I had a table RAW_DATA which had ID (BIGINT), INSTITUTION_CODE, COLLECTION_CODE and CATALOGUE_NUMBER (all VARCHAR(255) ).

My business logic was effectively "Have I seen this INSTITUTION_CODE, COLLECTION_CODE and CATALOGUE_NUMBER before, if so then it is an update, otherwise an insert.

I was running fine at a steady state of 500 inserts/updates per second, up to 20 million records.

Then I noticed that my RAW_DATA index was getting pretty big (4gig) and I only had 1/5th of my expeceted records....

Thus, I decided to pull the codes out to 3 seperate tables and basically make it a star schema design.

So RAW_DATA had ID (BIGINT), INSTITUTION_CODE_ID (BIGINT), COLLECTION_CODE_ID (BIGINT) and CATALOGUE_NUMBER (BIGINT), with 3 supplimentary tables each with a ID and VALUE baically.

SO....

Now when a record comes in:
Have I seen this record before, if yes update, if not:

select the inst code, or create,
select the coll code, or create,
select the cat number, or create,
insert into the RAW_DATA table.

Performance went right down - maybe 200 records per second, but this is still acceptable.

BUT:

It just slowly grinds to a halt... I can only think that the RW lock queue is becoming too big?

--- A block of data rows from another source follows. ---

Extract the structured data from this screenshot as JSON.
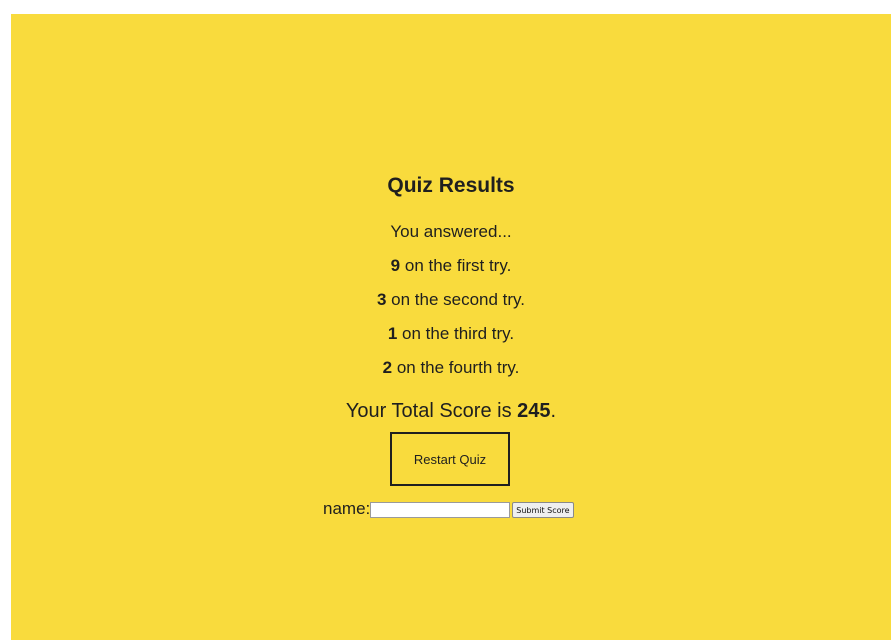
{
  "quiz": {
    "title": "Quiz Results",
    "intro": "You answered...",
    "tries": [
      {
        "count": "9",
        "text": " on the first try."
      },
      {
        "count": "3",
        "text": " on the second try."
      },
      {
        "count": "1",
        "text": " on the third try."
      },
      {
        "count": "2",
        "text": " on the fourth try."
      }
    ],
    "total_prefix": "Your Total Score is ",
    "total_score": "245",
    "total_suffix": "."
  },
  "controls": {
    "restart_label": "Restart Quiz",
    "name_label": "name:",
    "name_value": "",
    "submit_label": "Submit Score"
  },
  "colors": {
    "background": "#f9db3d",
    "text": "#1f1f1f"
  }
}
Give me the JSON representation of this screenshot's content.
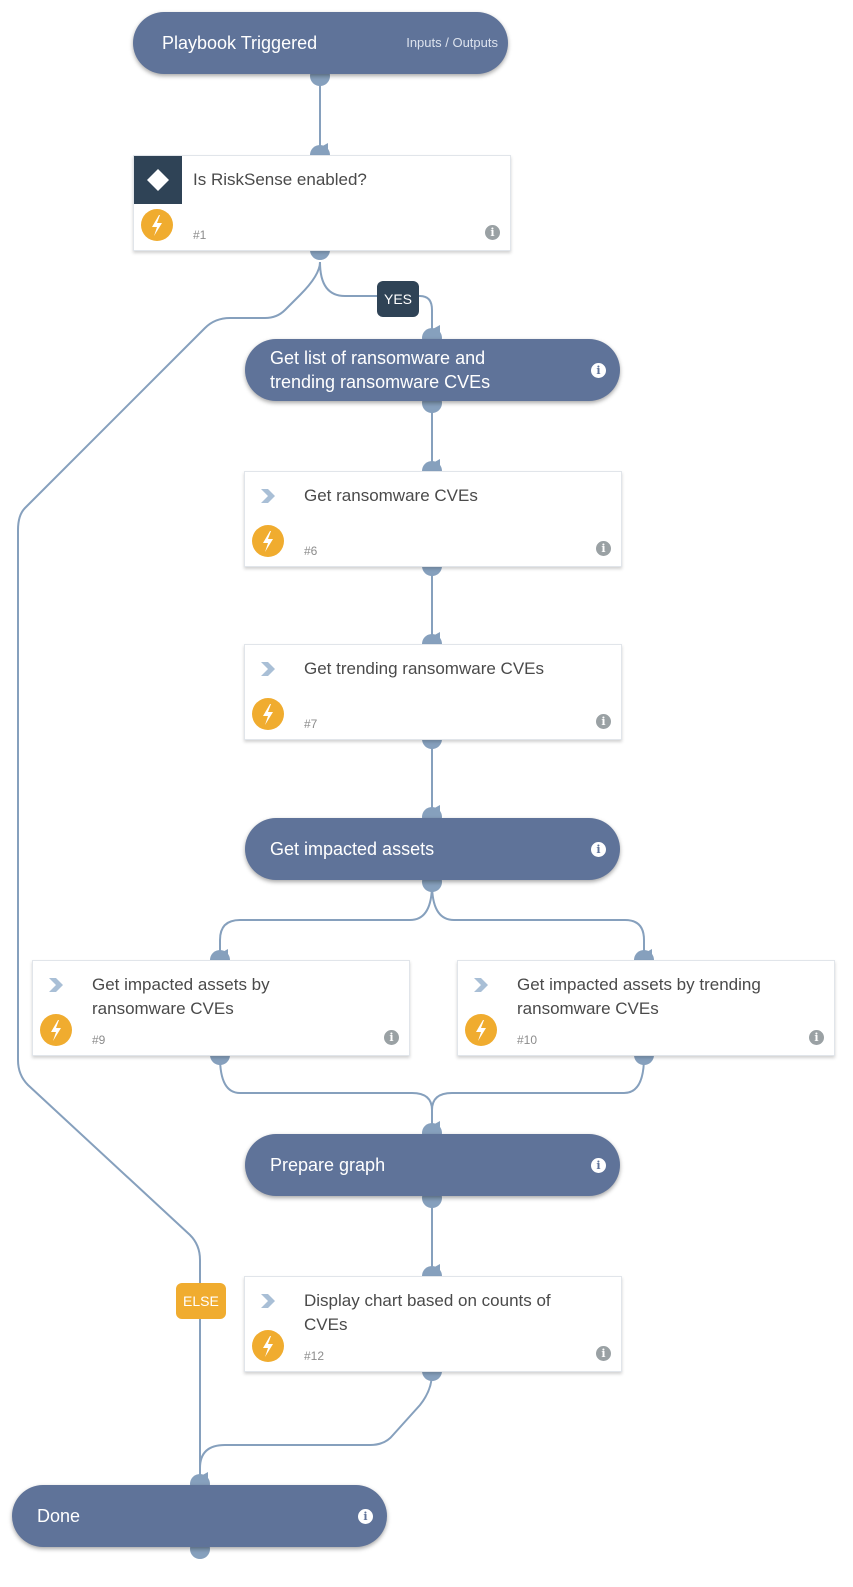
{
  "playbook": {
    "start": {
      "title": "Playbook Triggered",
      "io_link": "Inputs / Outputs"
    },
    "condition": {
      "title": "Is RiskSense enabled?",
      "number": "#1",
      "icon": "diamond-icon"
    },
    "branches": {
      "yes": "YES",
      "else": "ELSE"
    },
    "sections": [
      {
        "title_line1": "Get list of ransomware and",
        "title_line2": "trending ransomware CVEs"
      },
      {
        "title": "Get impacted assets"
      },
      {
        "title": "Prepare graph"
      },
      {
        "title": "Done"
      }
    ],
    "tasks": [
      {
        "title": "Get ransomware CVEs",
        "number": "#6"
      },
      {
        "title": "Get trending ransomware CVEs",
        "number": "#7"
      },
      {
        "title": "Get impacted assets by ransomware CVEs",
        "number": "#9"
      },
      {
        "title": "Get impacted assets by trending ransomware CVEs",
        "number": "#10"
      },
      {
        "title": "Display chart based on counts of CVEs",
        "number": "#12"
      }
    ],
    "info_glyph": "i",
    "colors": {
      "section": "#5f7399",
      "connector": "#86a0bd",
      "condition_box": "#2f4356",
      "automation_badge": "#f0ac2f",
      "yes_badge": "#2f4356",
      "else_badge": "#f0ac2f"
    }
  }
}
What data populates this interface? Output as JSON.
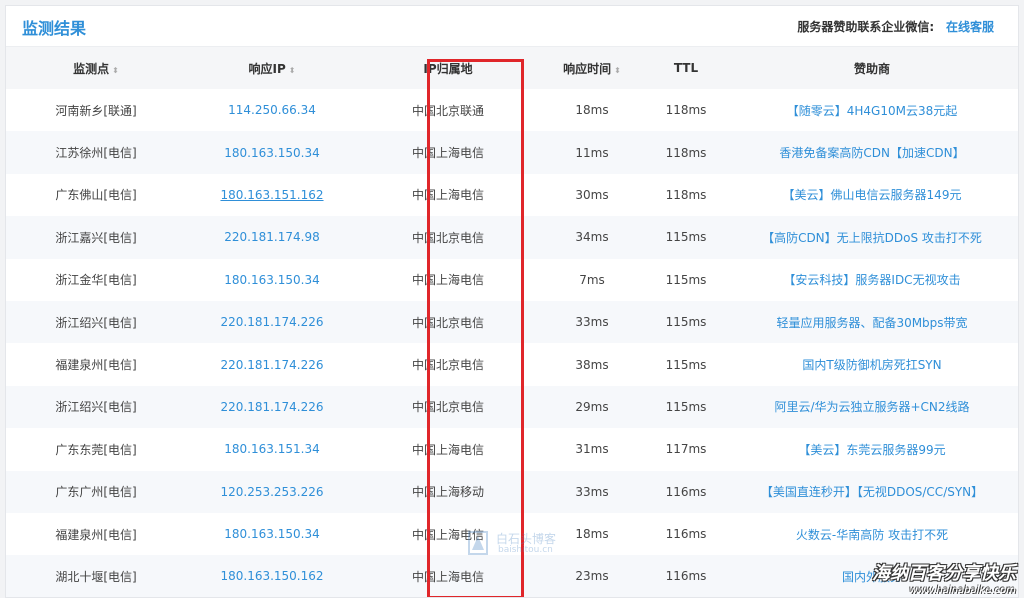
{
  "header": {
    "title": "监测结果",
    "sponsor_label": "服务器赞助联系企业微信:",
    "sponsor_link": "在线客服"
  },
  "table": {
    "columns": [
      {
        "label": "监测点",
        "sortable": true
      },
      {
        "label": "响应IP",
        "sortable": true
      },
      {
        "label": "IP归属地",
        "sortable": false
      },
      {
        "label": "响应时间",
        "sortable": true
      },
      {
        "label": "TTL",
        "sortable": false
      },
      {
        "label": "赞助商",
        "sortable": false
      }
    ],
    "sort_glyph": "⬍",
    "rows": [
      {
        "node": "河南新乡[联通]",
        "ip": "114.250.66.34",
        "location": "中国北京联通",
        "time": "18ms",
        "ttl": "118ms",
        "sponsor": "【随零云】4H4G10M云38元起"
      },
      {
        "node": "江苏徐州[电信]",
        "ip": "180.163.150.34",
        "location": "中国上海电信",
        "time": "11ms",
        "ttl": "118ms",
        "sponsor": "香港免备案高防CDN【加速CDN】"
      },
      {
        "node": "广东佛山[电信]",
        "ip": "180.163.151.162",
        "location": "中国上海电信",
        "time": "30ms",
        "ttl": "118ms",
        "sponsor": "【美云】佛山电信云服务器149元"
      },
      {
        "node": "浙江嘉兴[电信]",
        "ip": "220.181.174.98",
        "location": "中国北京电信",
        "time": "34ms",
        "ttl": "115ms",
        "sponsor": "【高防CDN】无上限抗DDoS 攻击打不死"
      },
      {
        "node": "浙江金华[电信]",
        "ip": "180.163.150.34",
        "location": "中国上海电信",
        "time": "7ms",
        "ttl": "115ms",
        "sponsor": "【安云科技】服务器IDC无视攻击"
      },
      {
        "node": "浙江绍兴[电信]",
        "ip": "220.181.174.226",
        "location": "中国北京电信",
        "time": "33ms",
        "ttl": "115ms",
        "sponsor": "轻量应用服务器、配备30Mbps带宽"
      },
      {
        "node": "福建泉州[电信]",
        "ip": "220.181.174.226",
        "location": "中国北京电信",
        "time": "38ms",
        "ttl": "115ms",
        "sponsor": "国内T级防御机房死扛SYN"
      },
      {
        "node": "浙江绍兴[电信]",
        "ip": "220.181.174.226",
        "location": "中国北京电信",
        "time": "29ms",
        "ttl": "115ms",
        "sponsor": "阿里云/华为云独立服务器+CN2线路"
      },
      {
        "node": "广东东莞[电信]",
        "ip": "180.163.151.34",
        "location": "中国上海电信",
        "time": "31ms",
        "ttl": "117ms",
        "sponsor": "【美云】东莞云服务器99元"
      },
      {
        "node": "广东广州[电信]",
        "ip": "120.253.253.226",
        "location": "中国上海移动",
        "time": "33ms",
        "ttl": "116ms",
        "sponsor": "【美国直连秒开】【无视DDOS/CC/SYN】"
      },
      {
        "node": "福建泉州[电信]",
        "ip": "180.163.150.34",
        "location": "中国上海电信",
        "time": "18ms",
        "ttl": "116ms",
        "sponsor": "火数云-华南高防 攻击打不死"
      },
      {
        "node": "湖北十堰[电信]",
        "ip": "180.163.150.162",
        "location": "中国上海电信",
        "time": "23ms",
        "ttl": "116ms",
        "sponsor": "国内外服务"
      }
    ]
  },
  "watermarks": {
    "center_text": "白石头博客",
    "center_sub": "baishitou.cn",
    "corner_text": "海纳百客分享快乐",
    "corner_sub": "www.hainabaike.com"
  },
  "colors": {
    "accent": "#2f8fd8",
    "highlight_box": "#e0262a"
  }
}
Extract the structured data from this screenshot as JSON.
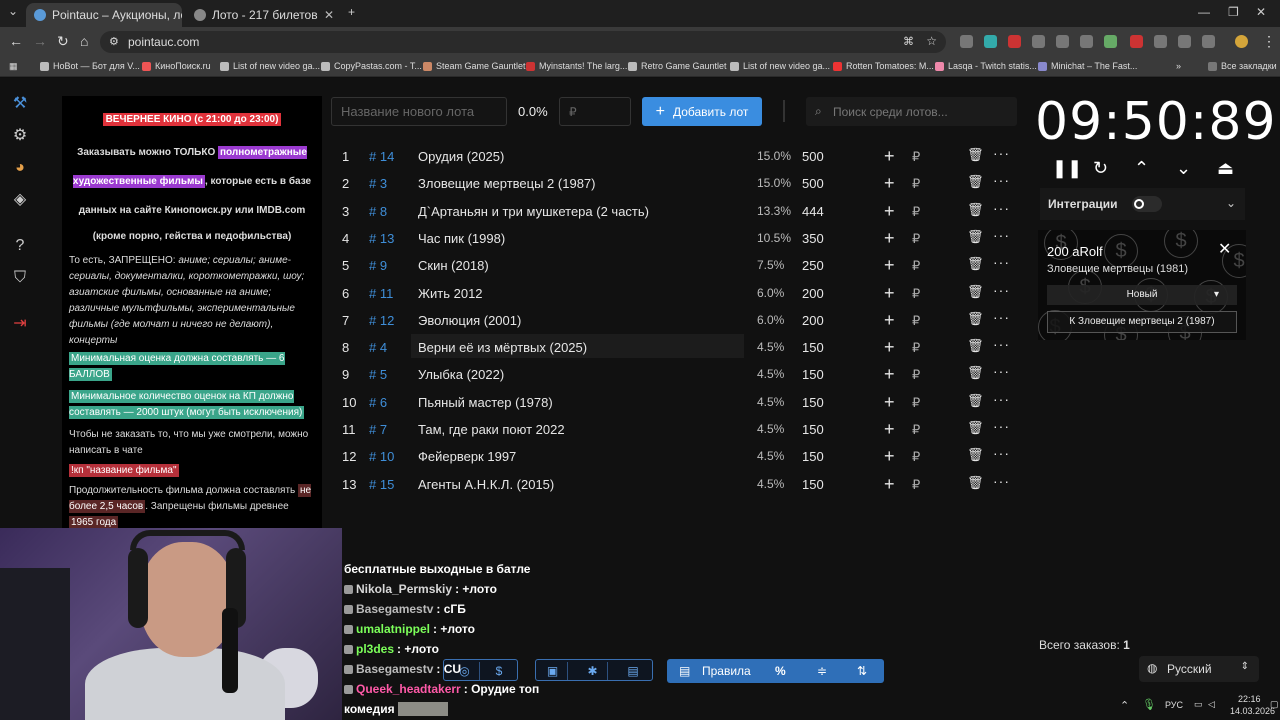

Currently I can only get about 2million records before it is at 10 a sec or so!!!!

Please please can someone offer some advice / help with this? (you'd be helping out an open source project to share biodiversity information). Am I going about the table desing wrongly? Is there a pattern I should be using? Do I need to keep them together and investigate partitioning?

I am using MyISAM tables.

Many thanks,

Tim
p.s. I'm a java guy so any help greatly appreciated as I am learning DB design!